Italien ein Teil des römisch-deutschen Reichs.
Je mehr sich die deutsche Herrschaft in I. auf die kirchlichen Gewalten und die geistlichen Lehnsbesitzer stützte, desto notwendiger war es, bei der Besetzung der Bistümer und vor allen des päpstlichen Stuhls einen ausreichenden Einfluß zu üben. Otto I. dehnte daher das Anerkennungs- und Bestätigungsrecht, welches seit den römischen Kaisern alle Machthaber Italiens geltend machten, dem päpstlichen Stuhl gegenüber bedeutend aus und erwarb sich und seinen Nachfolgern auch bei der römischen Kirche das Recht thatsächlicher Ernennung des obersten Bischofs.
Mittels des Papstes sollte sodann die katholische Kirche überall dem Kaisertum und seinen Zwecken dienen. Aber wie schon jener Papst, welcher Otto I. zum Kaiser gekrönt hatte, Johann XII., sich den Deutschen untreu erwies, sobald dieselben der Stadt Rom den Rücken gekehrt hatten, so blieb auch später das Verhältnis des Kaisertums zum Papsttum und zur Kirche ein höchst unsicheres, und nur in den wenigsten Fällen gewährten persönlich gute Beziehungen zwischen den beiden Oberhäuptern der abendländischen Welt zugleich eine sachlich begründete Basis der deutschen Kaisermacht in I. Als Otto I. 966 abermals in I. erschien, um den zahlreichen Widersachern entgegenzutreten, waren Maßregeln äußerster Strenge nicht zu vermeiden.
Als Otto I. 973 starb, blieb die deutsche Kaiserherrschaft in Ober- und Mittelitalien in der That unangefochten.
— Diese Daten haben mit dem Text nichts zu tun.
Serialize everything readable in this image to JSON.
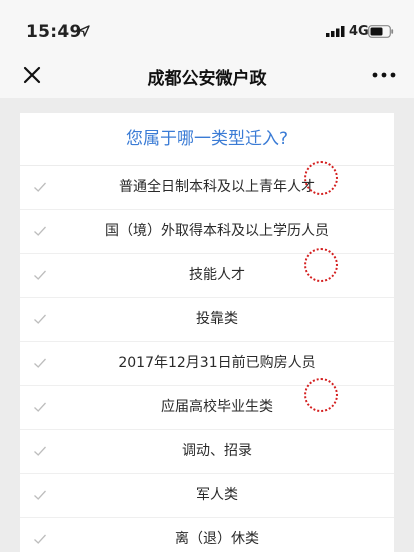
{
  "status_bar": {
    "time": "15:49",
    "network": "4G",
    "icons": [
      "location-arrow-icon",
      "signal-icon",
      "battery-icon"
    ]
  },
  "nav_bar": {
    "title": "成都公安微户政",
    "icons": [
      "close-icon",
      "more-icon"
    ]
  },
  "card": {
    "question": "您属于哪一类型迁入?",
    "options": [
      {
        "label": "普通全日制本科及以上青年人才",
        "circled": true
      },
      {
        "label": "国（境）外取得本科及以上学历人员",
        "circled": false
      },
      {
        "label": "技能人才",
        "circled": true
      },
      {
        "label": "投靠类",
        "circled": false
      },
      {
        "label": "2017年12月31日前已购房人员",
        "circled": false
      },
      {
        "label": "应届高校毕业生类",
        "circled": true
      },
      {
        "label": "调动、招录",
        "circled": false
      },
      {
        "label": "军人类",
        "circled": false
      },
      {
        "label": "离（退）休类",
        "circled": false
      }
    ]
  },
  "colors": {
    "accent": "#3a7bd5",
    "marker": "#d42020",
    "check": "#bdbdbd",
    "background": "#ececec"
  }
}
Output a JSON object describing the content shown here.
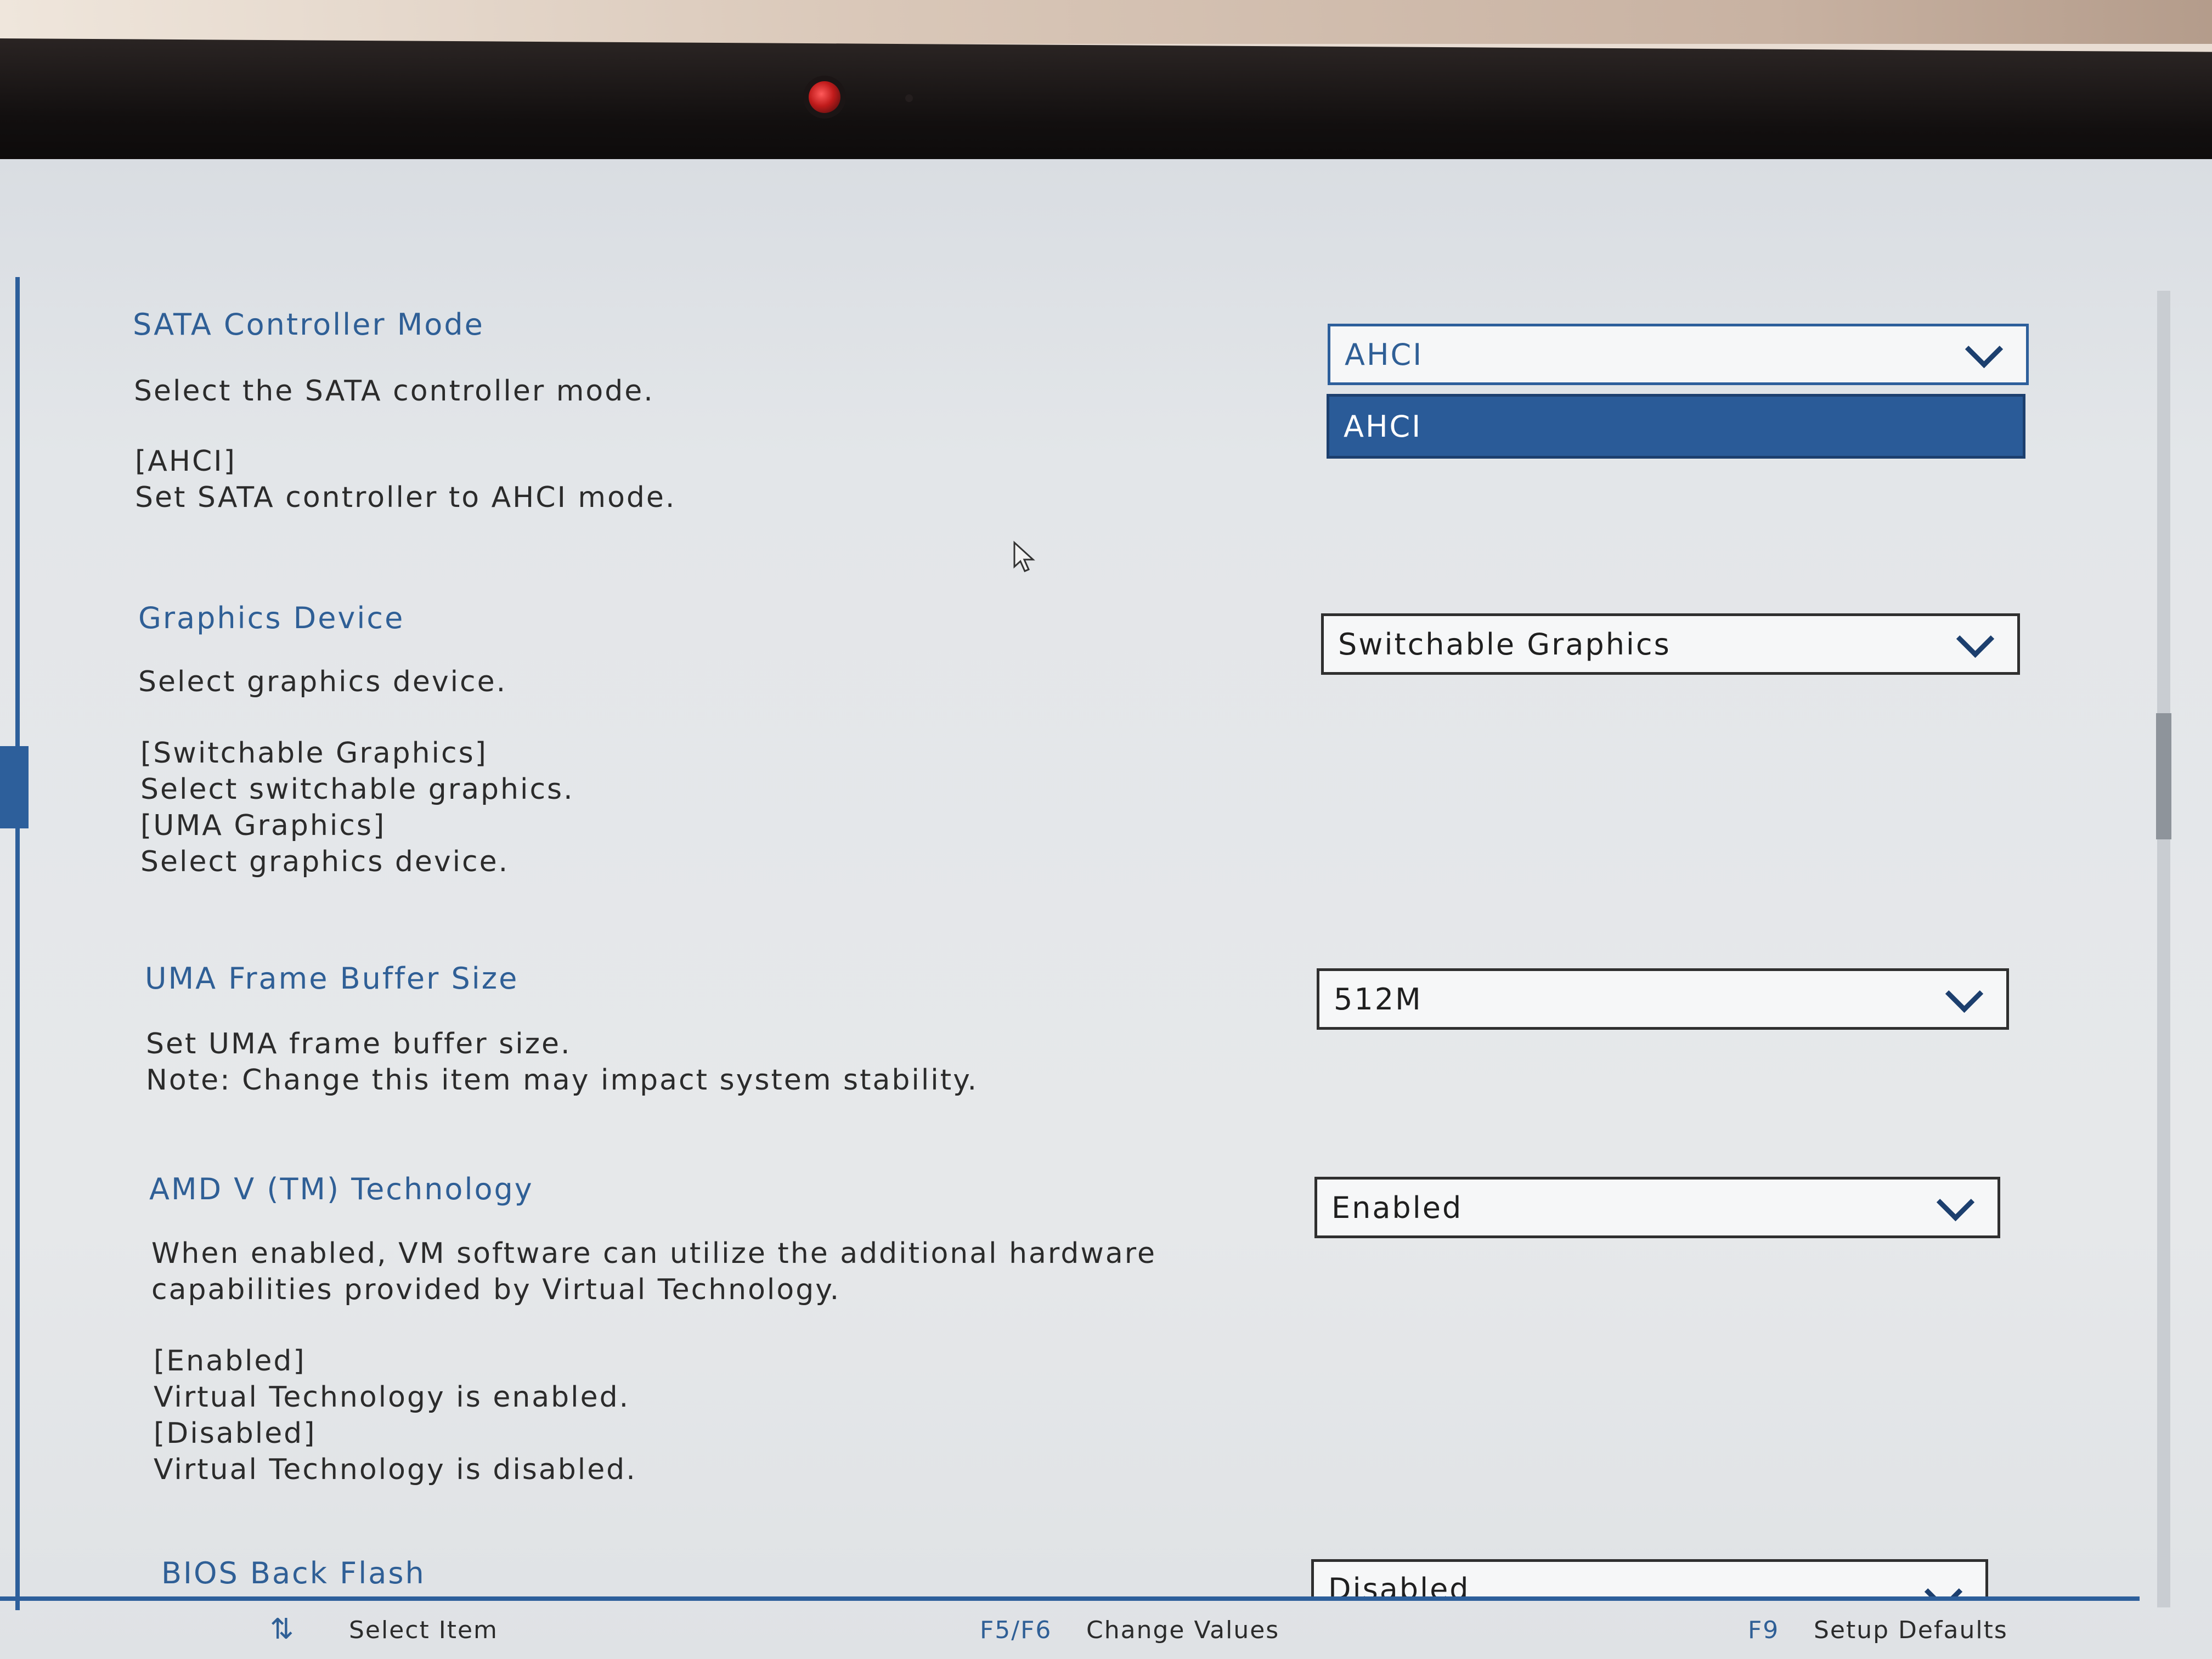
{
  "settings": [
    {
      "title": "SATA Controller Mode",
      "desc": [
        "Select the SATA controller mode."
      ],
      "options": [
        "[AHCI]",
        "Set SATA controller to AHCI mode."
      ],
      "value": "AHCI"
    },
    {
      "title": "Graphics Device",
      "desc": [
        "Select graphics device."
      ],
      "options": [
        "[Switchable Graphics]",
        "Select switchable graphics.",
        "[UMA Graphics]",
        "Select graphics device."
      ],
      "value": "Switchable Graphics"
    },
    {
      "title": "UMA Frame Buffer Size",
      "desc": [
        "Set UMA frame buffer size.",
        "Note: Change this item may impact system stability."
      ],
      "value": "512M"
    },
    {
      "title": "AMD V (TM) Technology",
      "desc": [
        "When enabled, VM software can utilize the additional hardware",
        "capabilities provided by Virtual Technology."
      ],
      "options": [
        "[Enabled]",
        "Virtual Technology is enabled.",
        "[Disabled]",
        "Virtual Technology is disabled."
      ],
      "value": "Enabled"
    },
    {
      "title": "BIOS Back Flash",
      "value": "Disabled"
    }
  ],
  "dropdown_open": {
    "option": "AHCI"
  },
  "footer": {
    "select_icon": "arrows-up-down-icon",
    "select_label": "Select Item",
    "change_key": "F5/F6",
    "change_label": "Change Values",
    "defaults_key": "F9",
    "defaults_label": "Setup Defaults"
  },
  "colors": {
    "accent": "#2d5f9b",
    "text": "#2b2b2b",
    "background": "#e6e8ea"
  }
}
Unteritalien dagegen war unbezwungen geblieben; die Versuche des Kaisers, es durch Verhandlungen mit dem griechischen Kaiserreich oder durch Waffengewalt zu gewinnen, waren mißglückt, Griechen und Araber teilten sich in die Herrschaft der schönen Länder, welche nach Art und Charakter in ihren staatlichen Institutionen sowie in ihrem Volkstum sich mehr und mehr von dem übrigen I. zu unterscheiden begannen.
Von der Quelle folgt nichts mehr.